Cynics will point out that many consumers with older cars would happily swap them for a new model, regardless of self-driving features or not, but it is a good sign for the automotive industry – which has been watching the fallout from the recent Tesla Autopilot fatality/ies with baited breath.
RIoT is of the opinion that US death occurred due to human error, and that the driver was incorrectly using a beta feature and not paying enough attention to road conditions. On the other hand, Tesla’s Autopilot branding is definitely misleading, given the absolutist connotations of the feature’s name – a marketing message that Tesla has adjusted in the wake of the crash.
But the death and the surrounding headlines don’t seem to have put much of a damper on consumer enthusiasm for autonomous vehicles. The biggest advocates also appear to be those drivers that have already used advanced driver-assistance technology in their cars, with 93% of those who had used them saying they appreciated them, and over 50% of those who had never used them saying they wanted to upgrade to vehicles with the tech – which include self-park, adaptive cruise control, and collision avoidance.
“We don’t have to wait for the benefits of self-driving cars to arrive – driver-assist technology is already saving lives, avoiding accidents and paving the way for completely driverless innovations still to come,” said Gary Shapiro, president and CEO of the CTA. “We should promote these technologies that help drowsy or inattentive drivers stay focused, or provide specific responses such as automatic braking and lane-drift avoidance – all of which are now widely available in newer model vehicles.”
The study found that around 70% of consumers had a strong interest in testing a self-driving car themselves, which the CTA notes is a much higher level of interest than has been found in other consumer studies – which included a University of Michigan study that said two-thirds of consumers were concerned about riding in fully autonomous vehicles, and the Kelley Blue Book study that said 51% of consumers wanted to retain full control of a car even if self-driving cars made roads safer.
So if the study is accurate, this looks like the prevailing consumer opinion has shifted – a promising sign for an industry that has been given a large stamp of approval in the US, following the recent NHTSA guidelines.
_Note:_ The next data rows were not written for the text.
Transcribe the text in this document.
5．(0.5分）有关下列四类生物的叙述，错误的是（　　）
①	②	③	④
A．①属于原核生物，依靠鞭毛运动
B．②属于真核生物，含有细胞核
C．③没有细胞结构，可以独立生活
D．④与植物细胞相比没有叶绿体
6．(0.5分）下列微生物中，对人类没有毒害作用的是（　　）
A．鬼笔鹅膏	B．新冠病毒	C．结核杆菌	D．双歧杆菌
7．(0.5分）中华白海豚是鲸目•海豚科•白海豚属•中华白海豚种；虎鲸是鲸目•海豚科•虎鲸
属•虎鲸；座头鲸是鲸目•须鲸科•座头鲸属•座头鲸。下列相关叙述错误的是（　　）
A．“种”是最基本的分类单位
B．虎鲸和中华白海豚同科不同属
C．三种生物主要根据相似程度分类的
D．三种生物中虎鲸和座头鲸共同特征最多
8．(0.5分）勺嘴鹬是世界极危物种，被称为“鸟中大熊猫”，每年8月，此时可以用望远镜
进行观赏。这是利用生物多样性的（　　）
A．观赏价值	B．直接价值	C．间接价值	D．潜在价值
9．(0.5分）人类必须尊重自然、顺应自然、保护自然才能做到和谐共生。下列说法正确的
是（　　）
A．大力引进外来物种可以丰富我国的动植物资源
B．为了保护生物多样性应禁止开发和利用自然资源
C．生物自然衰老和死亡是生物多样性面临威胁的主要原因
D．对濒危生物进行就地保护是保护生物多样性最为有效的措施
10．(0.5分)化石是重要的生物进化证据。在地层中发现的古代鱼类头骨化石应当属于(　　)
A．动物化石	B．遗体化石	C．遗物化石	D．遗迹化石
Recent DoT projects in Ohio, focused on DSRC, and Iowa, in partnership with Here and focused on asset tracking, are evidence of the government support for increasingly autonomous vehicles and the associated infrastructure.
In our pragmatic view, the technology is ready, and is going to drastically improve in the next couple of years. What isn’t ready is the legal framework for dealing with the fallout of accidents involving autonomous vehicles, or how insurers will address the issue of liability.
Google’s fleet has an outstanding safety record, and given that most of the trips that autonomous vehicles seem positioned to make will be low-speed urban commutes, the risk stemming from the physics of these accidents should equate to a low cost on human life. Similarly, if trucks become more autonomous, the most dangerous vehicles on the road (in terms of potential energy) could get dramatically safer, especially when it comes to fatigued drivers causing accidents.
So if consumers are coming round to the idea of the reward rather than the risk of self-driving cars, it seems that the automotive industry can reap the benefits of improved consumer sentiment – even if there’s considerable headaches involved in working out the new models required to sell vehicles as a service in this new market reality.
“Clearly, drivers are getting more and more excited about everything that driverless cars will offer us – 90% fewer US traffic accidents, 40% lower insurance costs, the end of drunk driving accidents, and newfound freedom for seniors and people with disabilities,” said Shapiro. “The broad adoption of self-driving vehicles will save tens of thousands of lives each year in the US alone.”